Pero al cabo de pocos minutos volvieron a lamentar el incidente, por más que en su fuero íntimo estuvieran convencidos de que el verdadero derechista y misógino era el paquistaní, de que el violento era el paquistaní, de que el intolerante y mal educado era el paquistaní, de que el que se lo había buscado era el paquistaní, una y mil veces. En estas ocasiones, la verdad, si el taxista se hubiera materializado ante ellos, seguramente lo habrían matado.

Durante mucho tiempo se olvidaron de sus viajes semanales a Londres. Se olvidaron de Pritchard y de la Gorgona. Se olvidaron de Archimboldi, cuyo prestigio crecía a espaldas suyas.

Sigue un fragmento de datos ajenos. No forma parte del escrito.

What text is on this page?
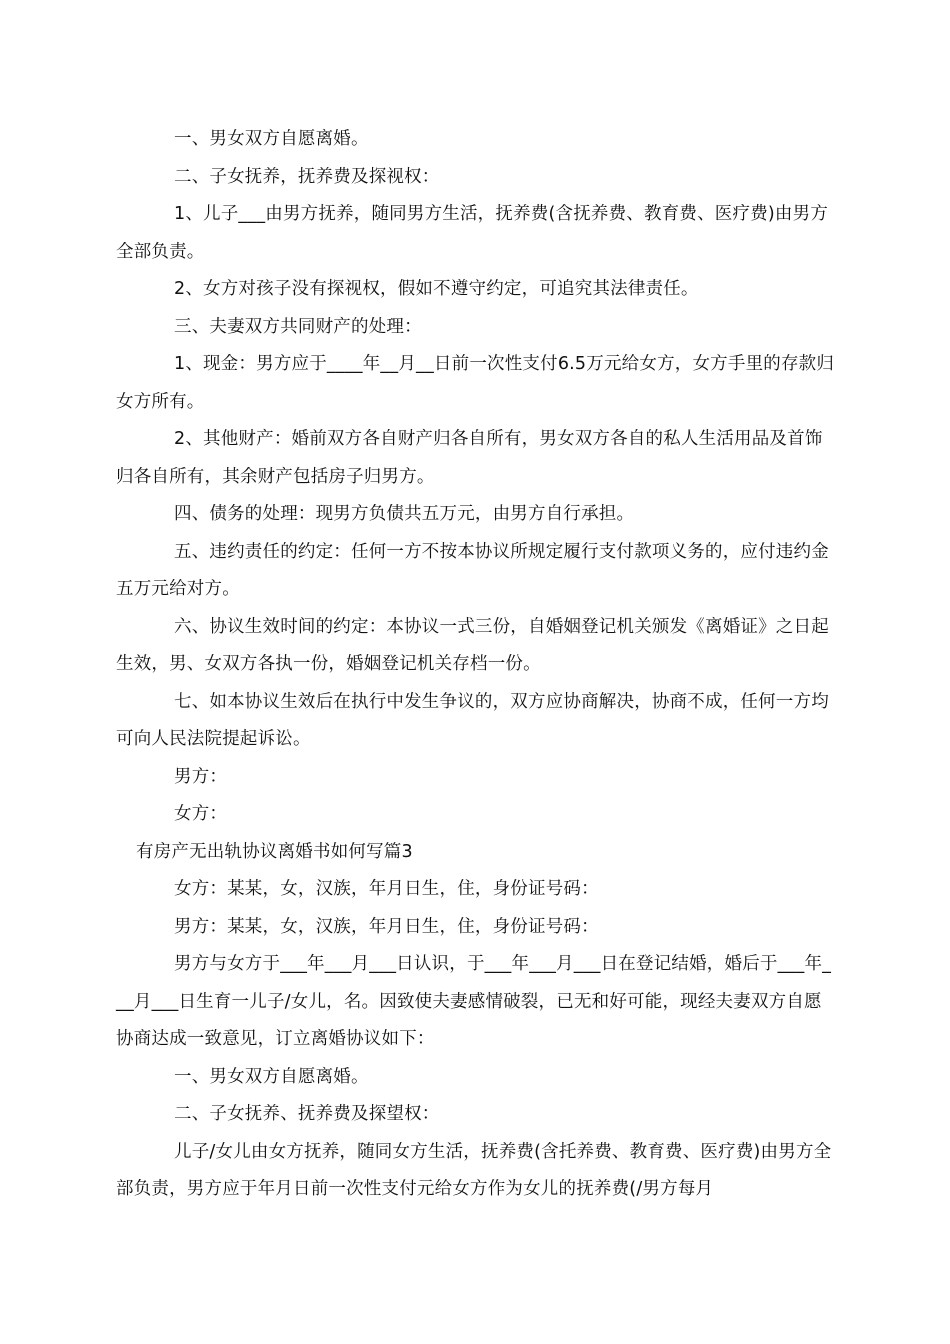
一、男女双方自愿离婚。

二、子女抚养，抚养费及探视权：

1、儿子___由男方抚养，随同男方生活，抚养费(含抚养费、教育费、医疗费)由男方全部负责。

2、女方对孩子没有探视权，假如不遵守约定，可追究其法律责任。

三、夫妻双方共同财产的处理：

1、现金：男方应于____年__月__日前一次性支付6.5万元给女方，女方手里的存款归女方所有。

2、其他财产：婚前双方各自财产归各自所有，男女双方各自的私人生活用品及首饰归各自所有，其余财产包括房子归男方。

四、债务的处理：现男方负债共五万元，由男方自行承担。

五、违约责任的约定：任何一方不按本协议所规定履行支付款项义务的，应付违约金五万元给对方。

六、协议生效时间的约定：本协议一式三份，自婚姻登记机关颁发《离婚证》之日起生效，男、女双方各执一份，婚姻登记机关存档一份。

七、如本协议生效后在执行中发生争议的，双方应协商解决，协商不成，任何一方均可向人民法院提起诉讼。

男方：

女方：

有房产无出轨协议离婚书如何写篇3

女方：某某，女，汉族，年月日生，住，身份证号码：

男方：某某，女，汉族，年月日生，住，身份证号码：

男方与女方于___年___月___日认识，于___年___月___日在登记结婚，婚后于___年___月___日生育一儿子/女儿，名。因致使夫妻感情破裂，已无和好可能，现经夫妻双方自愿协商达成一致意见，订立离婚协议如下：

一、男女双方自愿离婚。

二、子女抚养、抚养费及探望权：

儿子/女儿由女方抚养，随同女方生活，抚养费(含托养费、教育费、医疗费)由男方全部负责，男方应于年月日前一次性支付元给女方作为女儿的抚养费(/男方每月
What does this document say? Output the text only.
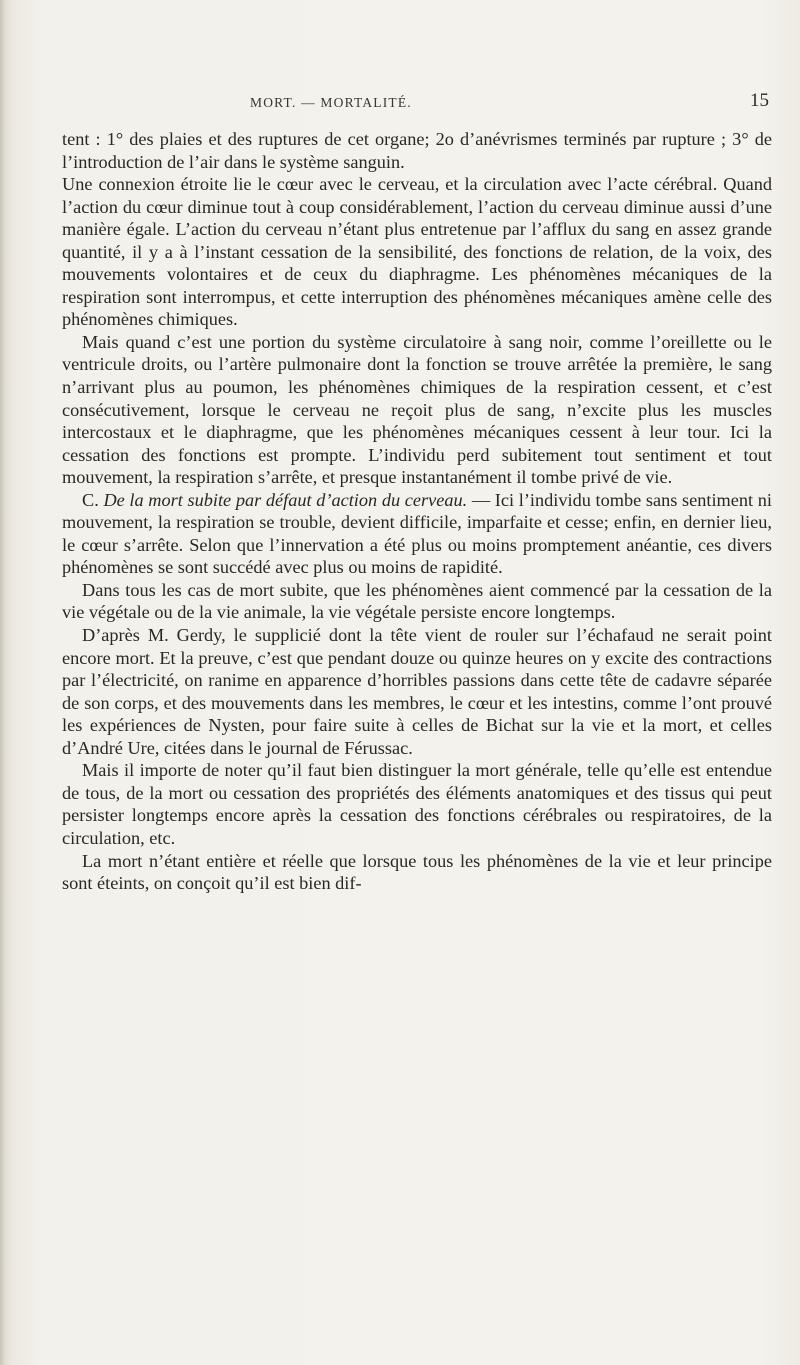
MORT. — MORTALITÉ.	15

tent : 1° des plaies et des ruptures de cet organe; 2o d’anévrismes terminés par rupture ; 3° de l’introduction de l’air dans le système sanguin.

Une connexion étroite lie le cœur avec le cerveau, et la circulation avec l’acte cérébral. Quand l’action du cœur diminue tout à coup considérablement, l’action du cerveau diminue aussi d’une manière égale. L’action du cerveau n’étant plus entretenue par l’afflux du sang en assez grande quantité, il y a à l’instant cessation de la sensibilité, des fonctions de relation, de la voix, des mouvements volontaires et de ceux du diaphragme. Les phénomènes mécaniques de la respiration sont interrompus, et cette interruption des phénomènes mécaniques amène celle des phénomènes chimiques.

Mais quand c’est une portion du système circulatoire à sang noir, comme l’oreillette ou le ventricule droits, ou l’artère pulmonaire dont la fonction se trouve arrêtée la première, le sang n’arrivant plus au poumon, les phénomènes chimiques de la respiration cessent, et c’est consécutivement, lorsque le cerveau ne reçoit plus de sang, n’excite plus les muscles intercostaux et le diaphragme, que les phénomènes mécaniques cessent à leur tour. Ici la cessation des fonctions est prompte. L’individu perd subitement tout sentiment et tout mouvement, la respiration s’arrête, et presque instantanément il tombe privé de vie.

C. De la mort subite par défaut d’action du cerveau. — Ici l’individu tombe sans sentiment ni mouvement, la respiration se trouble, devient difficile, imparfaite et cesse; enfin, en dernier lieu, le cœur s’arrête. Selon que l’innervation a été plus ou moins promptement anéantie, ces divers phénomènes se sont succédé avec plus ou moins de rapidité.

Dans tous les cas de mort subite, que les phénomènes aient commencé par la cessation de la vie végétale ou de la vie animale, la vie végétale persiste encore longtemps.

D’après M. Gerdy, le supplicié dont la tête vient de rouler sur l’échafaud ne serait point encore mort. Et la preuve, c’est que pendant douze ou quinze heures on y excite des contractions par l’électricité, on ranime en apparence d’horribles passions dans cette tête de cadavre séparée de son corps, et des mouvements dans les membres, le cœur et les intestins, comme l’ont prouvé les expériences de Nysten, pour faire suite à celles de Bichat sur la vie et la mort, et celles d’André Ure, citées dans le journal de Férussac.

Mais il importe de noter qu’il faut bien distinguer la mort générale, telle qu’elle est entendue de tous, de la mort ou cessation des propriétés des éléments anatomiques et des tissus qui peut persister longtemps encore après la cessation des fonctions cérébrales ou respiratoires, de la circulation, etc.

La mort n’étant entière et réelle que lorsque tous les phénomènes de la vie et leur principe sont éteints, on conçoit qu’il est bien dif-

Se olvidaron de sus trabajos, que escribían de forma rutinaria y desabrida y que más que trabajos suyos eran de sus discípulos o de profesores ayudantes de sus respectivos departamentos captados para la causa archimboldiana a base de vagas promesas de contratos fijos o subidas de sueldo.

En el curso de un congreso visitaron ambos, mientras Pohl daba una conferencia magistral sobre Archimboldi y la vergüenza en la literatura alemana de posguerra, un burdel en Berlín, en donde se acostaron con dos chicas rubias, muy altas y de largas piernas. Al salir, cerca de medianoche, estaban tan contentos que se pusieron a cantar como niños bajo el diluvio. La experiencia con las putas, algo nuevo en sus vidas, se repitió varias veces en distintas ciudades europeas y finalmente terminó por instalarse en la cotidianidad de sus respectivas ciudades.